HERBIE HANCOCK — Head Hunters (review)

HERBIE HANCOCK — Head Hunters album cover Album · 1973 · Funk Jazz Buy this album from MMA partners
3.5/5 ·
Sean Trane
HH’s Mwandishi group not raising sufficient public interest to his eyes, Hancock tossed that project aside and disbanded the formation, keeping only Benny Maupin to from his next group The Head Hunters, which would quickly have a life out of its Hancock back-up group career. Built upon funky bassist Paul Jackson and drummer/percussionist Bill Summers and main drummer Harvey Mason, the group presents an incredibly rhythmic (and African) façade where only Maupin and Hancock are frontmen. Coming with his atrocious fake mask on his face, the artwork has lost the magic of Robert Springett’s incredibly beautiful illustrations for this album.

Opening on the now-famous almost 16-mins collectively-penned Chameleon track, the album announces its funk colour right from the first note, Jackson’s slapped bass line is setting an instant groove and the rest is history.
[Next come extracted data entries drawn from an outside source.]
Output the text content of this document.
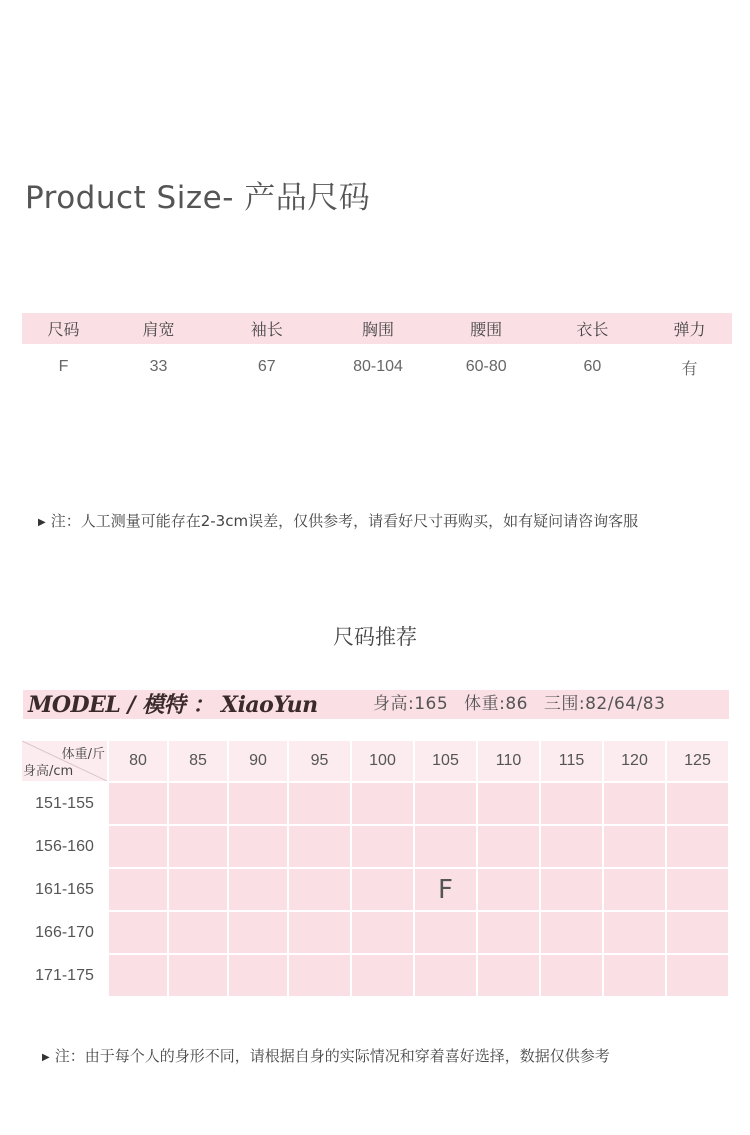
Product Size- 产品尺码
尺码	肩宽	袖长	胸围	腰围	衣长	弹力
F	33	67	80-104	60-80	60	有
▶ 注：人工测量可能存在2-3cm误差，仅供参考，请看好尺寸再购买，如有疑问请咨询客服
尺码推荐
MODEL / 模特 ： XiaoYun	身高:165 体重:86 三围:82/64/83
体重/斤
身高/cm	80	85	90	95	100	105	110	115	120	125
151-155										
156-160										
161-165						F				
166-170										
171-175										
▶ 注：由于每个人的身形不同，请根据自身的实际情况和穿着喜好选择，数据仅供参考
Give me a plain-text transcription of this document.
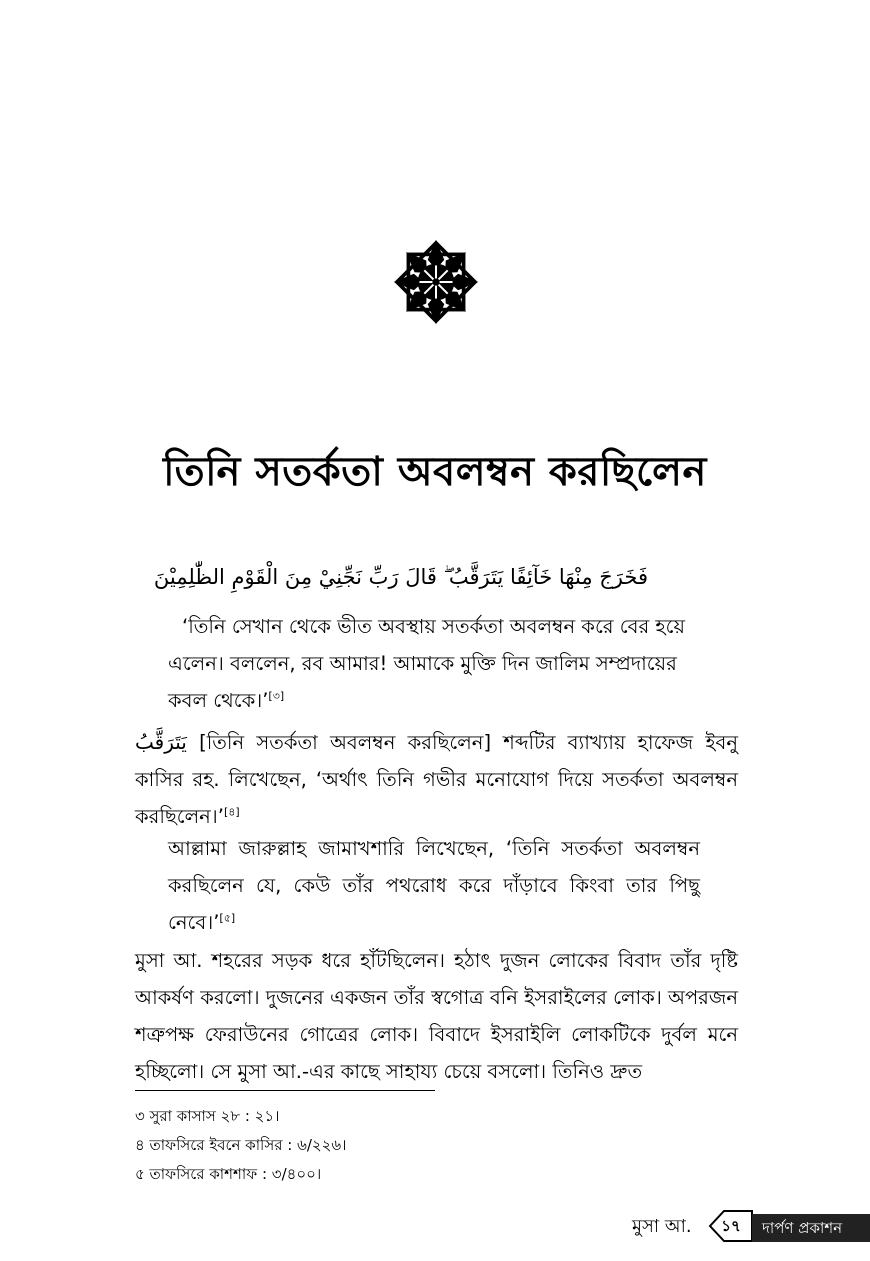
তিনি সতর্কতা অবলম্বন করছিলেন
فَخَرَجَ مِنْهَا خَآئِفًا يَتَرَقَّبُ ۖ قَالَ رَبِّ نَجِّنِيْ مِنَ الْقَوْمِ الظّٰلِمِيْنَ
‘তিনি সেখান থেকে ভীত অবস্থায় সতর্কতা অবলম্বন করে বের হয়ে এলেন। বললেন, রব আমার! আমাকে মুক্তি দিন জালিম সম্প্রদায়ের কবল থেকে।’[৩]
يَتَرَقَّبُ [তিনি সতর্কতা অবলম্বন করছিলেন] শব্দটির ব্যাখ্যায় হাফেজ ইবনু কাসির রহ. লিখেছেন, ‘অর্থাৎ তিনি গভীর মনোযোগ দিয়ে সতর্কতা অবলম্বন করছিলেন।’[৪]
আল্লামা জারুল্লাহ জামাখশারি লিখেছেন, ‘তিনি সতর্কতা অবলম্বন করছিলেন যে, কেউ তাঁর পথরোধ করে দাঁড়াবে কিংবা তার পিছু নেবে।’[৫]
মুসা আ. শহরের সড়ক ধরে হাঁটছিলেন। হঠাৎ দুজন লোকের বিবাদ তাঁর দৃষ্টি আকর্ষণ করলো। দুজনের একজন তাঁর স্বগোত্র বনি ইসরাইলের লোক। অপরজন শত্রুপক্ষ ফেরাউনের গোত্রের লোক। বিবাদে ইসরাইলি লোকটিকে দুর্বল মনে হচ্ছিলো। সে মুসা আ.-এর কাছে সাহায্য চেয়ে বসলো। তিনিও দ্রুত
৩ সুরা কাসাস ২৮ : ২১।
৪ তাফসিরে ইবনে কাসির : ৬/২২৬।
৫ তাফসিরে কাশশাফ : ৩/৪০০।
মুসা আ.	১৭	দার্পণ প্রকাশন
I’m barely exaggerating here, the group settled into their groove and outside a few short escapades; the rest is just expanding, soloing and improvising on the groove. Whatever most people see in this track is grossly exaggerated or else I’m completely missing the point. Compared with his previous works, here Hancock does toy with synthesizers. To close up side A, the group gives a new work out to Hancock’s most beloved 60’s hit, Watermelon Man. A very different version of its older self, it’s probably the album’s most interesting track, one where Maupin shines from head to toe.
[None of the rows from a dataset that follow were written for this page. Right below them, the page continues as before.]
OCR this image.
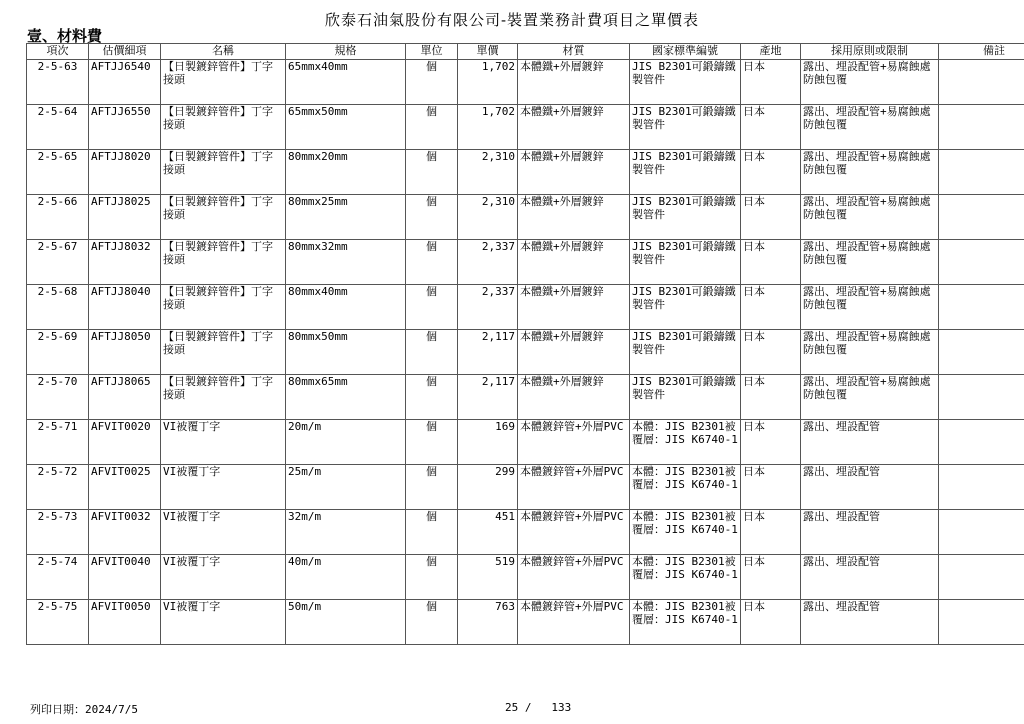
欣泰石油氣股份有限公司-裝置業務計費項目之單價表
壹、材料費
項次	估價細項	名稱	規格	單位	單價	材質	國家標準編號	產地	採用原則或限制	備註
2-5-63	AFTJJ6540	【日製鍍鋅管件】丁字接頭	65mmx40mm	個	1,702	本體鐵+外層鍍鋅	JIS B2301可鍛鑄鐵製管件	日本	露出、埋設配管+易腐蝕處防蝕包覆	
2-5-64	AFTJJ6550	【日製鍍鋅管件】丁字接頭	65mmx50mm	個	1,702	本體鐵+外層鍍鋅	JIS B2301可鍛鑄鐵製管件	日本	露出、埋設配管+易腐蝕處防蝕包覆	
2-5-65	AFTJJ8020	【日製鍍鋅管件】丁字接頭	80mmx20mm	個	2,310	本體鐵+外層鍍鋅	JIS B2301可鍛鑄鐵製管件	日本	露出、埋設配管+易腐蝕處防蝕包覆	
2-5-66	AFTJJ8025	【日製鍍鋅管件】丁字接頭	80mmx25mm	個	2,310	本體鐵+外層鍍鋅	JIS B2301可鍛鑄鐵製管件	日本	露出、埋設配管+易腐蝕處防蝕包覆	
2-5-67	AFTJJ8032	【日製鍍鋅管件】丁字接頭	80mmx32mm	個	2,337	本體鐵+外層鍍鋅	JIS B2301可鍛鑄鐵製管件	日本	露出、埋設配管+易腐蝕處防蝕包覆	
2-5-68	AFTJJ8040	【日製鍍鋅管件】丁字接頭	80mmx40mm	個	2,337	本體鐵+外層鍍鋅	JIS B2301可鍛鑄鐵製管件	日本	露出、埋設配管+易腐蝕處防蝕包覆	
2-5-69	AFTJJ8050	【日製鍍鋅管件】丁字接頭	80mmx50mm	個	2,117	本體鐵+外層鍍鋅	JIS B2301可鍛鑄鐵製管件	日本	露出、埋設配管+易腐蝕處防蝕包覆	
2-5-70	AFTJJ8065	【日製鍍鋅管件】丁字接頭	80mmx65mm	個	2,117	本體鐵+外層鍍鋅	JIS B2301可鍛鑄鐵製管件	日本	露出、埋設配管+易腐蝕處防蝕包覆	
2-5-71	AFVIT0020	VI被覆丁字	20m/m	個	169	本體鍍鋅管+外層PVC	本體：JIS B2301被覆層：JIS K6740-1	日本	露出、埋設配管	
2-5-72	AFVIT0025	VI被覆丁字	25m/m	個	299	本體鍍鋅管+外層PVC	本體：JIS B2301被覆層：JIS K6740-1	日本	露出、埋設配管	
2-5-73	AFVIT0032	VI被覆丁字	32m/m	個	451	本體鍍鋅管+外層PVC	本體：JIS B2301被覆層：JIS K6740-1	日本	露出、埋設配管	
2-5-74	AFVIT0040	VI被覆丁字	40m/m	個	519	本體鍍鋅管+外層PVC	本體：JIS B2301被覆層：JIS K6740-1	日本	露出、埋設配管	
2-5-75	AFVIT0050	VI被覆丁字	50m/m	個	763	本體鍍鋅管+外層PVC	本體：JIS B2301被覆層：JIS K6740-1	日本	露出、埋設配管	
列印日期：2024/7/5	25 /   133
The flipside (this sides seems to be more inspired by Miles than the A-side) opens on a 10-minutes Sly Stone homage from Herbie, a great funky expansion where Herbie’s clavinet serves us a guitar-like sound in its groove, Hancock had not found a guitarist and decided to do without one but using that keyboard instead. The closing Vein Melter is anything but close to melting temperature, though: it’s close to cool jazz, strangely bringing us back almost to the 60’s.

By the time the 70’s half decade had passed, many had turned to jazz-funk (as opposed to the earlier jazz-rock) Hancock moving after Weather Report (who’d done so with Mysterious Traveller and Tale Spinin’, but once again Herbie would dare harder and further than either WR or Miles would. Although not being that much a fan of this album, I can only recommend it on pure commercial merits: it was a planet-wide success selling more than a million copies at the time (for jazz, that was phenomenally successful) and is among the top three jazz album saleswise today.

PS: ever notice that this album can be abbreviated to HH’s HH?